Renters' Rights

Answers to six questions you may have on tenants' rights

You're renting an apartment, and your landlord asked to stop by your place when you'll be out of town. What do you do? Or, you've reminded your landlord several times that the faucet needs fixed. What is your next step?

Even if you have a great relationship with your landlord, knowing your rights will help you understand how to negotiate with your landlord, should the need arise. And, no matter what state you live in, you have renters' rights on your side, especially when an issue arises.

We've compiled answers to some of the most common questions regarding renters' rights. As the number of U.S. landlords and tenants increases, these answers may be more important than ever to you and the people you know.

Renters rights guide

Q: What are my basic rights as a renter?

The following is a list of renters' rights that apply throughout the United States:

  1. The apartment or house must be clean, safe and meet state and local building, health and zoning codes.
  2. All appliances must work.
  3. Heat and air conditioning (if included) must work.
  4. The hot water heater and toilets must work.
  5. Doors must lock.
  6. The roof cannot have leaks.
  7. Windows cannot be sealed shut. You must be able to open them.
  8. Outdoor areas like porches or sidewalks to the building must be well lit.

Q: What rights do I have when my landlord wants to enter my apartment?
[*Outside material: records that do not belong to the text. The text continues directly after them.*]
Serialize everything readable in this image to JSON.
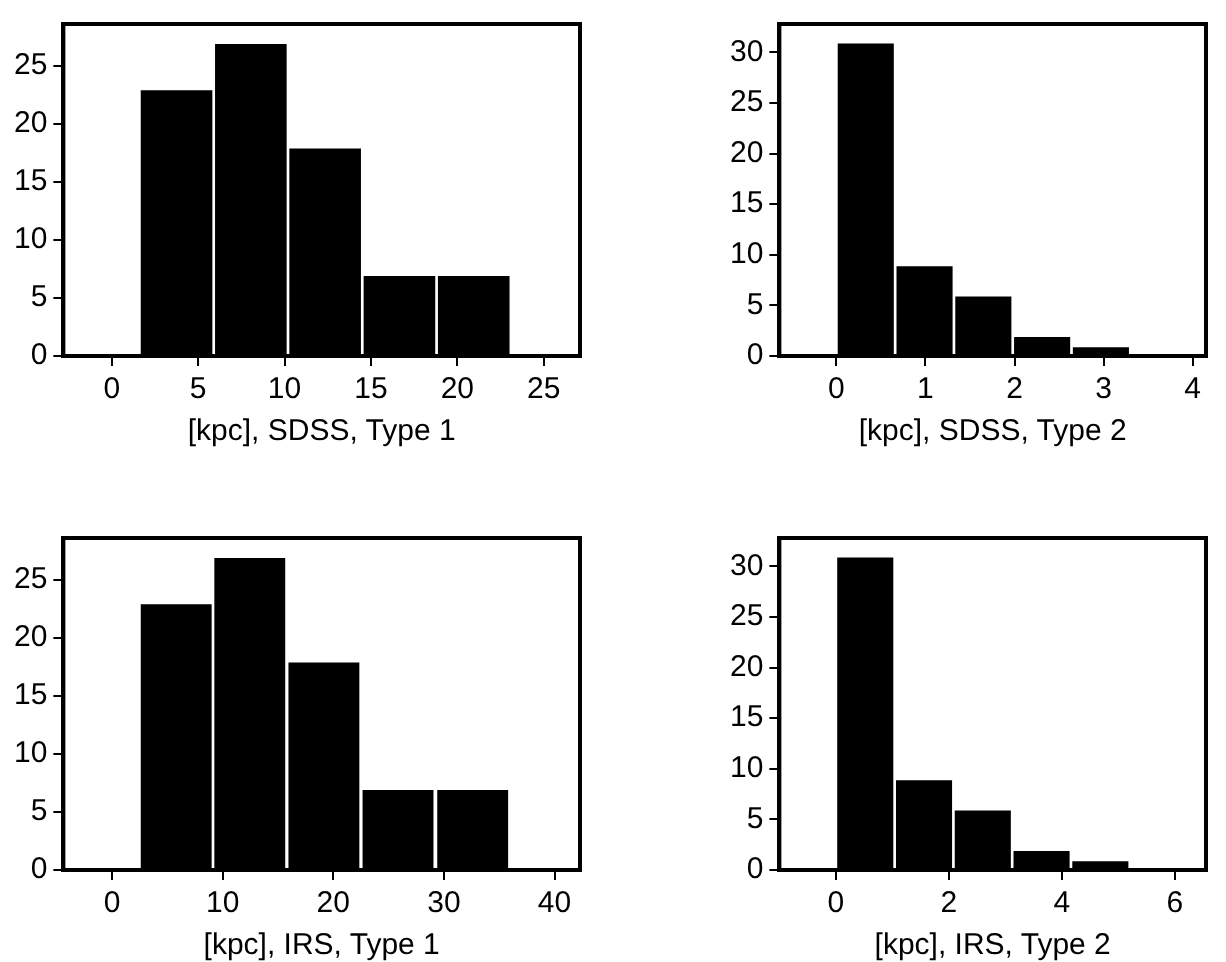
{
  "chart_data": [
    {
      "type": "histogram",
      "xlabel": "[kpc], SDSS, Type 1",
      "bins": [
        1.6,
        5.9,
        10.2,
        14.5,
        18.8,
        23.1
      ],
      "values": [
        23,
        27,
        18,
        7,
        7
      ],
      "color": "#000000",
      "xlim": [
        -2.8,
        27.1
      ],
      "ylim": [
        0,
        28.6
      ],
      "xticks": [
        0,
        5,
        10,
        15,
        20,
        25
      ],
      "yticks": [
        0,
        5,
        10,
        15,
        20,
        25
      ]
    },
    {
      "type": "histogram",
      "xlabel": "[kpc], SDSS, Type 2",
      "bins": [
        0,
        0.66,
        1.32,
        1.98,
        2.64,
        3.3
      ],
      "values": [
        31,
        9,
        6,
        2,
        1
      ],
      "color": "#000000",
      "xlim": [
        -0.64,
        4.15
      ],
      "ylim": [
        0,
        32.8
      ],
      "xticks": [
        0,
        1,
        2,
        3,
        4
      ],
      "yticks": [
        0,
        5,
        10,
        15,
        20,
        25,
        30
      ]
    },
    {
      "type": "histogram",
      "xlabel": "[kpc], IRS, Type 1",
      "bins": [
        2.5,
        9.1,
        15.8,
        22.5,
        29.2,
        36
      ],
      "values": [
        23,
        27,
        18,
        7,
        7
      ],
      "color": "#000000",
      "xlim": [
        -4.4,
        42.3
      ],
      "ylim": [
        0,
        28.6
      ],
      "xticks": [
        0,
        10,
        20,
        30,
        40
      ],
      "yticks": [
        0,
        5,
        10,
        15,
        20,
        25
      ]
    },
    {
      "type": "histogram",
      "xlabel": "[kpc], IRS, Type 2",
      "bins": [
        0,
        1.04,
        2.08,
        3.12,
        4.16,
        5.2
      ],
      "values": [
        31,
        9,
        6,
        2,
        1
      ],
      "color": "#000000",
      "xlim": [
        -1,
        6.55
      ],
      "ylim": [
        0,
        32.8
      ],
      "xticks": [
        0,
        2,
        4,
        6
      ],
      "yticks": [
        0,
        5,
        10,
        15,
        20,
        25,
        30
      ]
    }
  ]
}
If maintenance or repairs need to be made in your apartment, your landlord has the right to enter, but he or she must tell you in advance. In addition, the visit must be limited to "reasonable" hours, unless it's an emergency situation. Your lease and local tenant privacy laws are good resources to determine when your landlord can enter your apartment and how much notice should be given to do so. If your landlord contacts you and asks to enter your rental on short notice and it's inconvenient for you, go ahead and ask for an alternate time.

Q: I'd like to make some changes to the apartment. Do I have that right?

Landlords are not obligated to make cosmetic changes to your apartment. If you would like to paint walls, install shelving or make other similar changes, contact your landlord for permission. If approved, get the permission in writing. Once you have approval, let the changes begin!

Q: My apartment could use a few repairs. Am I responsible for paying for them?

It depends upon the repair. If a repair is needed because of wear and tear, like a leaky faucet or loose floor tiles that become a tripping hazard, your landlord is responsible for making and paying for the fix. If you or a guest causes damage to an apartment or rental, it is up to you to pay for the repair. If you don't pay for the repair, your landlord has the right to take the cost out of your security deposit.

Sometimes, repairs are so minor they fall into a gray area. If you believe you need a repair, check your lease, local building codes or state tenant's laws to determine who would be responsible for the fix. If you need help finding this information, your local library may be a good place to start.

Q: What if my landlord refuses to make repairs?

If you ask your landlord to make repairs and he or she refuses, you have options:

  1. Write a letter to your landlord with the list of repairs. Putting it in writing gives you the opportunity to fully explain what needs to be done.
  2. If your landlord doesn't respond to your written request, you may try mediation to help you and your landlord reach a compromise. Check your community for low-cost or free mediation services.
  3. Contact local authorities to report any safety violations. If the repair is causing a hazard, it may be in violation of building codes. If so, the agency overseeing building codes will visit your apartment for an inspection. The agency will then contact your landlord or issue a fine against him or her.
  4. If all else fails, you may consider suing your landlord. This should be considered only if you have tried all other avenues, because obviously it may negatively impact your relationship with your landlord.

Q: I'm about to move out. My landlord says I won't get my full security deposit back. What are my rights?

Reasons for keeping all or part of a security deposit are often spelled out in the lease. In the case of security deposits, being proactive can help you get the best results.

Once you know you will be leaving, review your lease carefully. If you have any questions about expectations, ask your landlord what he or she wants you to clean and to what level. Do the carpets need to be professionally shampooed? If so, who is responsible for payment? Getting answers to these and other questions may mitigate problems later.

Once you've moved all of your household items out, make sure your now-empty apartment is free of damage and clean. (It should be as clean as or cleaner than the day you moved in.) Be present when your landlord does a final walk-through so you can address any concerns.

If you've already moved out and your landlord is refusing to return your full security deposit, ask why. If you did not follow the lease, it's likely you may not get the entire deposit returned.

But, if you believe you have followed the terms of the lease, repaired any damage and left the apartment clean but still do not receive your deposit, you may consider writing a letter to begin negotiating with your landlord. The letter should state your exact demands with your reasoning for making the demands. It should be direct but not offensive. If that does not work, you could file for damages in small claims court.

Start at the very beginning.

Renting a home or apartment can provide you with a great living arrangement. Landlord-tenant relationships can be very positive. Many disputes may be prevented by fully understanding your lease and your landlord's wishes before you move in. Make sure to do a walk-through before you sign the lease, know how to reach your landlord and ask many questions. The more you know before moving in, the more likely you will stay on good terms with your landlord. And, that makes it less likely you'll need to remind your landlord of your rights.